Written and directed by Henry Dunham, “The Standoff at Sparrow Creek” fits into this latter category. The movie, a wonderfully intense thriller, over the course of its brief runtime manages to get the audience to side with a small militia which has been stockpiling an impressive array of arms seemingly for the day when they have to battle the police and/or government more broadly.
It all starts out when one of their number, an ex-cop named Gannon (James Badge Dale), hears automatic gunfire in the woods outside his house. Turning on his police radio he hears reports of a shooting at a funeral and soon heads out to meet his fellow militiamen at a lumber mill. When it appears as though one of their number is responsible for the shooting, it falls to Gannon to figure out who did it before the situation gets worse.
Leaving aside, just for the moment, the questionable messaging of the film, it is, as noted above, an intense movie. Nearly all of it takes place within the mill and with this group of men (played by Dale, Chris Mulkey, Brian Geraghty, Robert Aramayo, Patrick Fischler, Happy Anderson, and Gene Jones) cutoff from the outside world except for their CB radio. Things seem to be getting worse in the outside world and that translates towards more fear inside.
Dunham works the increasing stress wonderfully. Information arrives in dribs and drabs, untrustworthy and unverified, but wholly necessary if the militia is going to successfully live through the night. The backstories for the characters, at least those stories which are presented, come out in the same way and allow audience opinion to grow and change over the course of the film.
It is a dark story and that is reflected in the visuals. Most areas are dimly lit and the mill is a large, confusing, place. One particularly wonderful scene features the militiamen listening at the loading dock as the doors are tested from the outside, one by one. It is a moment where Dunham shows deftness in his storytelling and which works even if one is convinced that the sound of their shoes would give the militiamen away.
But, there is still this lingering question of the film’s message. “The Standoff at Sparrow Creek” paints the police as the bad guys and, by and large, the militia as the good guys. This militia has a clearly troubled kid in it, a former member of a white supremacist group (and while he may have abandoned the group, it is never discussed whether he abandoned their ideals), and goodness knows who else. As noted, they are stockpiling serious weapons for a potential showdown with the police and are more than willing to all hide from the police when they believe one of their number has gone on a rampage at a police funeral. They are not good guys, but in the end, the film paints them as better than the government.

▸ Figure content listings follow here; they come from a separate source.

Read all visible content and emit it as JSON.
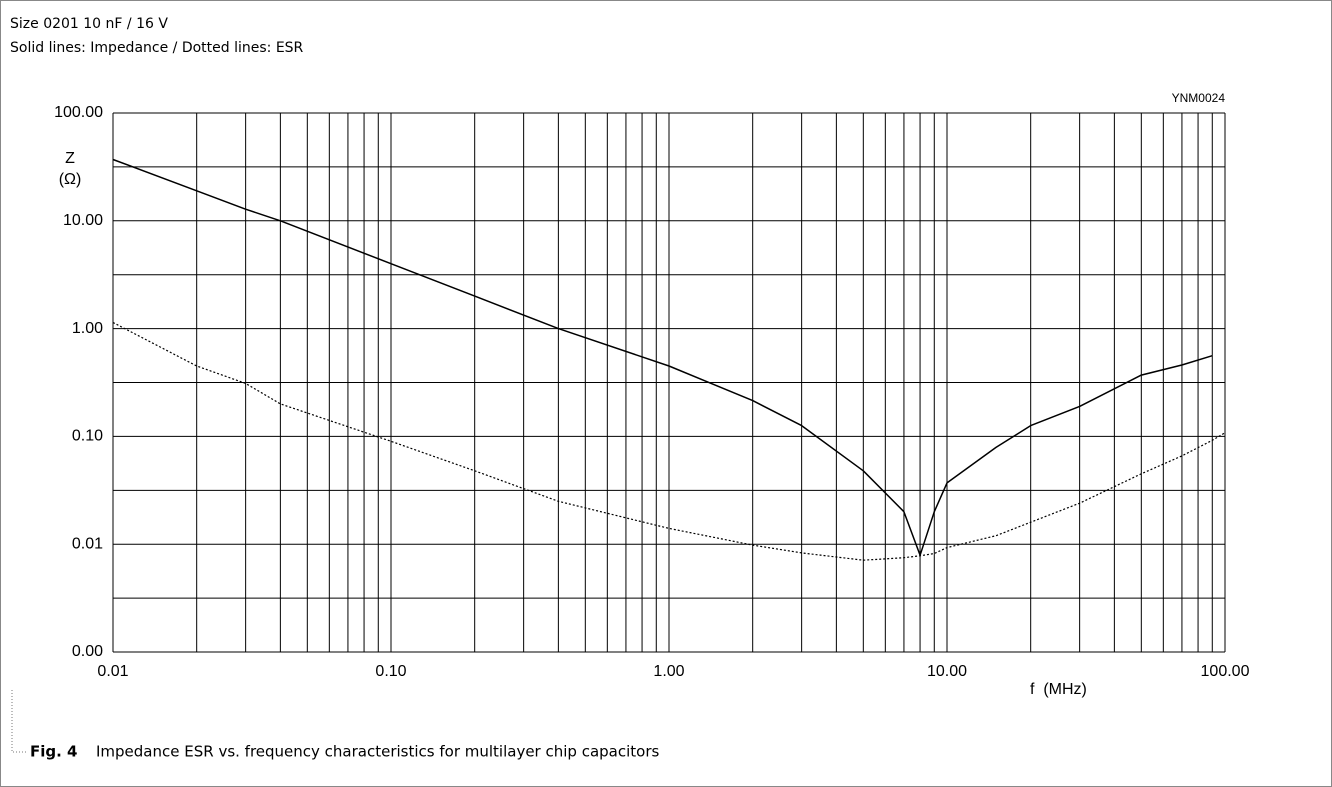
{
  "chart_data": {
    "type": "line",
    "title": "Size 0201 10 nF / 16 V",
    "subtitle": "Solid lines: Impedance / Dotted lines: ESR",
    "code": "YNM0024",
    "ylabel": [
      "Z",
      "(Ω)"
    ],
    "xlabel": "f  (MHz)",
    "caption_label": "Fig. 4",
    "caption": "Impedance ESR vs. frequency characteristics for multilayer chip capacitors",
    "xlog": true,
    "ylog": true,
    "grid": true,
    "xlim": [
      0.01,
      100
    ],
    "ylim": [
      0.001,
      100
    ],
    "xticks": [
      0.01,
      {
        "value": 0.1,
        "label": "0.10"
      },
      {
        "value": 1,
        "label": "1.00"
      },
      {
        "value": 10,
        "label": "10.00"
      },
      {
        "value": 100,
        "label": "100.00"
      }
    ],
    "yticks": [
      {
        "value": 0.001,
        "label": "0.00"
      },
      0.01,
      {
        "value": 0.1,
        "label": "0.10"
      },
      {
        "value": 1,
        "label": "1.00"
      },
      {
        "value": 10,
        "label": "10.00"
      },
      {
        "value": 100,
        "label": "100.00"
      }
    ],
    "xminor": [
      0.02,
      0.03,
      0.04,
      0.05,
      0.06,
      0.07,
      0.08,
      0.09,
      0.2,
      0.3,
      0.4,
      0.5,
      0.6,
      0.7,
      0.8,
      0.9,
      2,
      3,
      4,
      5,
      6,
      7,
      8,
      9,
      20,
      30,
      40,
      50,
      60,
      70,
      80,
      90
    ],
    "yminor": [
      0.00316,
      0.0316,
      0.316,
      3.16,
      31.6
    ],
    "x": [
      0.01,
      0.02,
      0.03,
      0.04,
      0.1,
      0.2,
      0.4,
      1,
      2,
      3,
      5,
      7,
      8,
      9,
      10,
      15,
      20,
      30,
      50,
      70,
      90,
      100
    ],
    "series": [
      {
        "style": "solid",
        "color": "#000000",
        "values": [
          37,
          19,
          12.8,
          10,
          4,
          2,
          1,
          0.45,
          0.215,
          0.126,
          0.048,
          0.02,
          0.0079,
          0.02,
          0.037,
          0.079,
          0.126,
          0.19,
          0.37,
          0.46,
          0.56,
          null
        ]
      },
      {
        "style": "dotted",
        "color": "#000000",
        "values": [
          1.14,
          0.45,
          0.31,
          0.2,
          0.09,
          0.048,
          0.025,
          0.014,
          0.0098,
          0.0083,
          0.0071,
          0.0075,
          0.0078,
          0.0082,
          0.0093,
          0.012,
          0.016,
          0.024,
          0.045,
          0.066,
          0.092,
          0.108
        ]
      }
    ]
  }
}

Whether it is intentional or not, that seems like an odd message put out there. It is something the viewer is going to have to wrestle with after the closing credits, because while “Standoff at Sparrow Creeks” issues said verdict, it doesn’t really examine it, and it begs to be examined. With an under 90 minute runtime, there is space to have done that, but Dunham does not bother and that is troubling. Does he have no opinion on the militiamen, does he not realize the message he has sent, does he question of the validity of our government, or is it something else entirely?
The ambiguity of the film’s viewpoint is just as troubling as anything else in it.